Royer told 24 Hour News 8 he was with Luna when she fell from the swing, but that she was fine when he left her with her mom to play basketball.
He denied any involvement in her death and says the mom and grandmother keep changing their stories.
“They’re treating everybody as a suspect,” Royer said of police. “That’s how that goes. They have to if there’s a child’s death.”
When asked about the broken bones, he said: “I’ll be honest with you, I can’t tell you where that comes from. I just can’t. I have no idea.”
His attorney, Lisa Kirsch Satawa, sent 24 Hour News 8 a statement.

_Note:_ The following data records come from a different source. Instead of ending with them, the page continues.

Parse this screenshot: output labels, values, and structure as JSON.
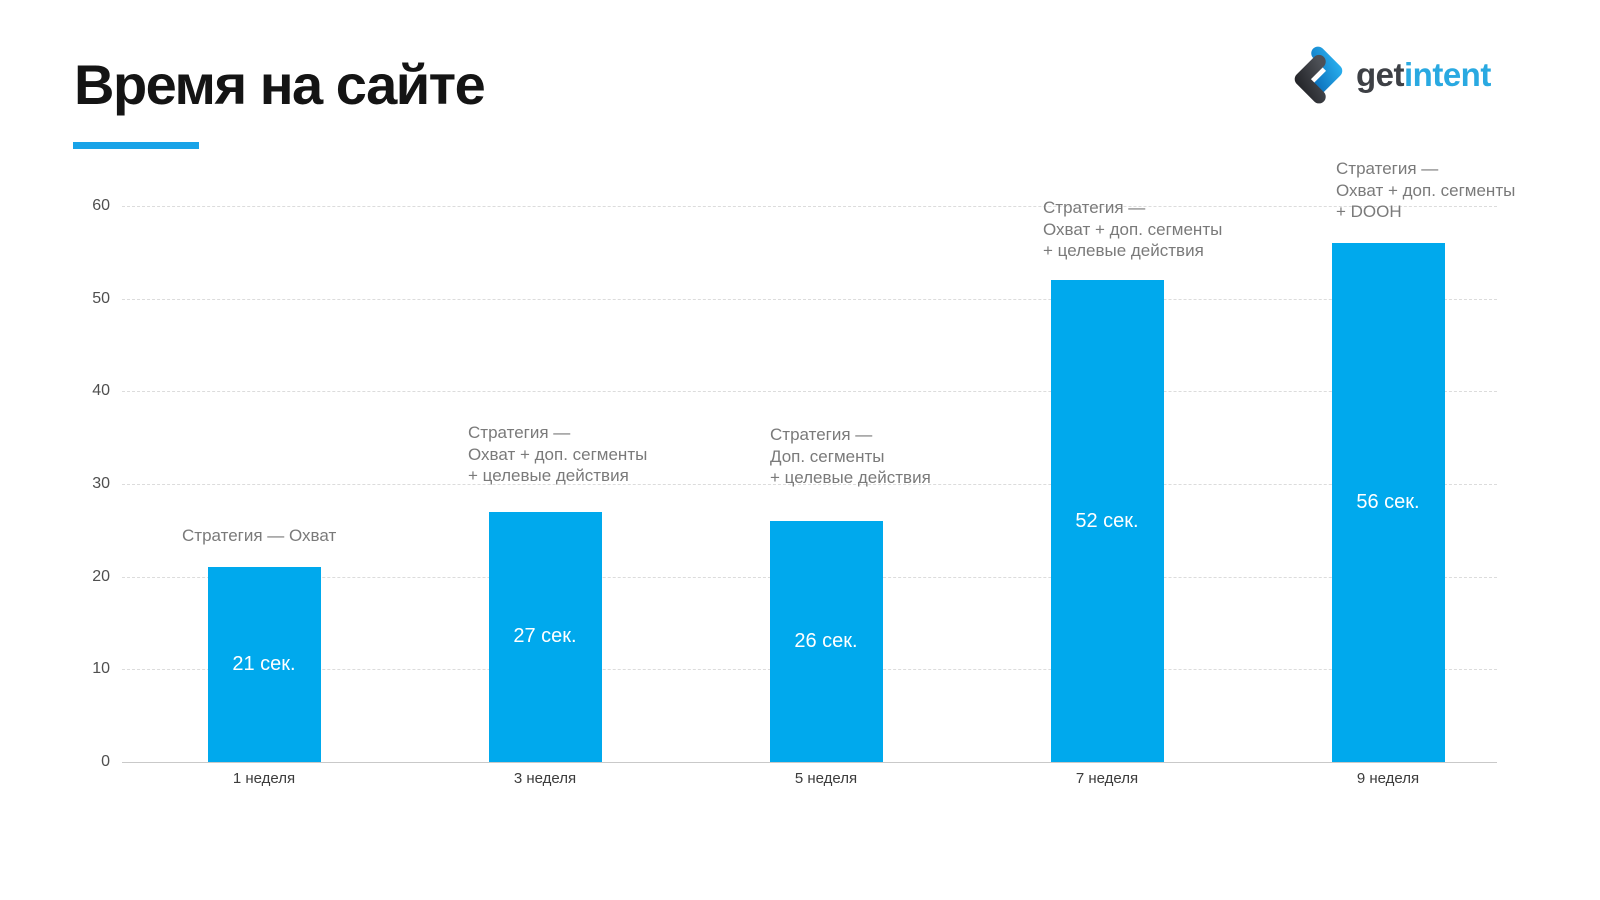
{
  "header": {
    "title": "Время на сайте",
    "accent_color": "#18a3e8"
  },
  "logo": {
    "text_get": "get",
    "text_intent": "intent",
    "get_color": "#3d4045",
    "intent_color": "#29a9e1",
    "icon_blue_dark": "#0d72bd",
    "icon_blue_light": "#2ab1f0",
    "icon_gray_dark": "#212226",
    "icon_gray_light": "#4d5056"
  },
  "chart_data": {
    "type": "bar",
    "title": "Время на сайте",
    "categories": [
      "1 неделя",
      "3 неделя",
      "5 неделя",
      "7 неделя",
      "9 неделя"
    ],
    "values": [
      21,
      27,
      26,
      52,
      56
    ],
    "bar_labels": [
      "21 сек.",
      "27 сек.",
      "26 сек.",
      "52 сек.",
      "56 сек."
    ],
    "annotations": [
      {
        "lines": [
          "Стратегия — Охват"
        ]
      },
      {
        "lines": [
          "Стратегия —",
          "Охват + доп. сегменты",
          "+ целевые действия"
        ]
      },
      {
        "lines": [
          "Стратегия —",
          "Доп. сегменты",
          "+ целевые действия"
        ]
      },
      {
        "lines": [
          "Стратегия —",
          "Охват + доп. сегменты",
          "+ целевые действия"
        ]
      },
      {
        "lines": [
          "Стратегия —",
          "Охват + доп. сегменты",
          "+ DOOH"
        ]
      }
    ],
    "xlabel": "",
    "ylabel": "",
    "ylim": [
      0,
      60
    ],
    "yticks": [
      0,
      10,
      20,
      30,
      40,
      50,
      60
    ],
    "grid": "horizontal-dashed",
    "legend": "none",
    "bar_color": "#00a9ed",
    "value_label_color": "#ffffff",
    "annotation_color": "#7a7a7a"
  }
}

“This matter is still under investigation,” she wrote. “It is unknown what cause or causes contributed to the death of this sweet child. It is also unknown who is responsible for the unexplained injuries she sustained. Luna lived in the care of her mother and father as well as many extended family members. It is premature to guess who is responsible for Luna’s injuries and death. Everyone in her life remains suspect.
“At one point, Luna accidentally fell out her swing in the care of her father,” she wrote. “This is not the cause of her injuries and it is unknown if it is a contributing factor. Coleman Royer did not harm his daughter. He is a loving, compassionate, caring parent who misses her dearly and agonizes over the question of who hurt her. “
Coldwater police said they are investigating the death with the Michigan Department of Health and Human Services and plan to turn over their findings to the Branch County prosecutor.